Le sentiment de la vie


L’urgence est un thème qui, de prime abord, n’apparaît pas comme un concept fondamental de la psychanalyse. Lacan y a pourtant consacré de nombreuses occurrences1. Il portait haut la notion d’urgence subjective associée à la fonction de la hâte ; c’est même avec cette urgence que le psychanalyste, selon lui, a à s’apparier dans le lien analytique. Le texte de Chantal Bonneau, dans ce numéro, nous permet de suivre avec clarté le cheminement de Lacan sur la question, au joint de la pulsion, du sujet, et du temps logique où l’urgence fait pivot, voire condition.

L’interview que Marie-Claude Sureau a donné ici à Dalila Arpin témoigne de cette urgence en acte, puisqu’en tant qu’Analyste de l’École, AE en exercice2, M.-C. Sureau visite une phrase de Lacan qui l’a particulièrement marquée, phrase qui nous arrive depuis l’énonciation d’une analyse qui est allée au bout de son urgence. Il y sera question du sentiment de la vie, de sa fragilité, de ses conditions, de ses connexions et déconnexions.

Justement, qu’en est-il quand tout s’arrête ? Quand la poussée pulsionnelle, si constante, semble se figer ou nous quitter, dans la collusion d’une mauvaise rencontre, d’un drame ? C’est alors le dit-traumatisme. Mieux connu sous le terme de trauma en psychanalyse.

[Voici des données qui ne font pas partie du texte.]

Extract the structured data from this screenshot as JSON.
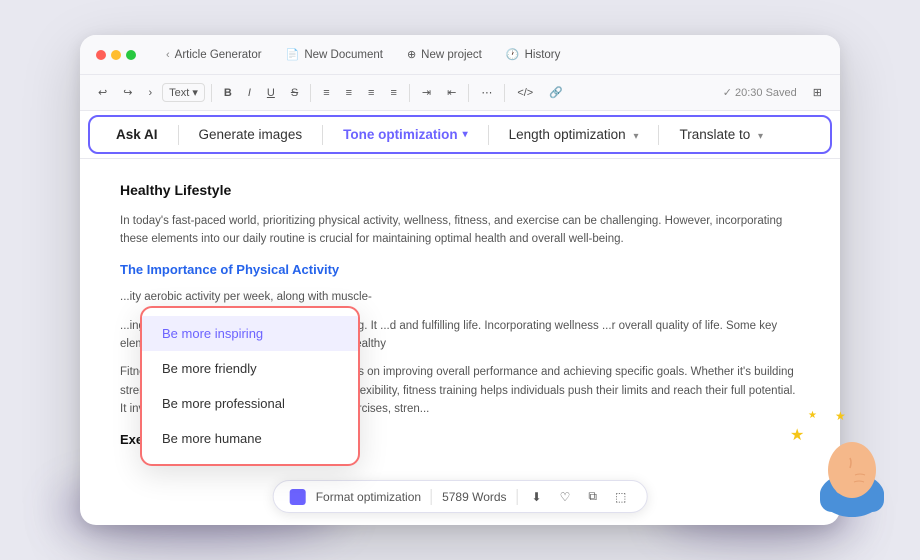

Il y a bien une forme d’urgence à reconstituer un lieu d’adresse pour ceux qui, dans les heurts plus ou moins fracassants de l’existence, ont perdu la parole ou répètent en boucle3 ce qu’ils ne peuvent porter au récit. Nous serons introduits alors, avec le tact de Guy Briole, à l’art de dénouer sans défaire soit, à porter une attention spéciale aux conditions de sortie de l’isolement pour un sujet qui s’est vu avalé par l’histoire. Vous trouverez dans ces pages l’exemple très vivant d’un parcours qui va de l’arrêt quasi-total de ce qui faisait la trame d’une vie, à sa reprise, en la parole de Philippe Lançon dont Marie-Christine Bruyère se fait ici passeuse. Comme le rappelle Valérie Bussières qui nous reconduit avec précision à la découverte freudienne, il ne faut jamais oublier qu’à côté de « la réalité pratique », il y a « la réalité psychique », sans quoi l’évènement est pris en masse dans l’accident, et c’est alors le destin qui gouverne le sujet. Pour retrouver l’élan, sinon la poussée, il faudra se mettre en quête du petit fil susceptible d’inventer une nouvelle trame pour que s’infiltre de nouveau, le sentiment de la vie.

Vanessa Sudreau

Note :
1 Notamment, Lacan J., « Préface à l’édition anglaise du Séminaire XI », Lacan J., Autres écrits, Paris, Seuil, 2001, p. 573, et « Du sujet enfin en question », Écrits, Paris, Seuil, 1966, p. 236.
2 L’Analyste de l’École, après avoir fait la Passe et dans l’exercice d’un mandat de trois ans, est appelé.e à témoigner des effets de la fin d’une analyse.
3 C’est un point abordé dans le texte de Guy Briole dans ce volume.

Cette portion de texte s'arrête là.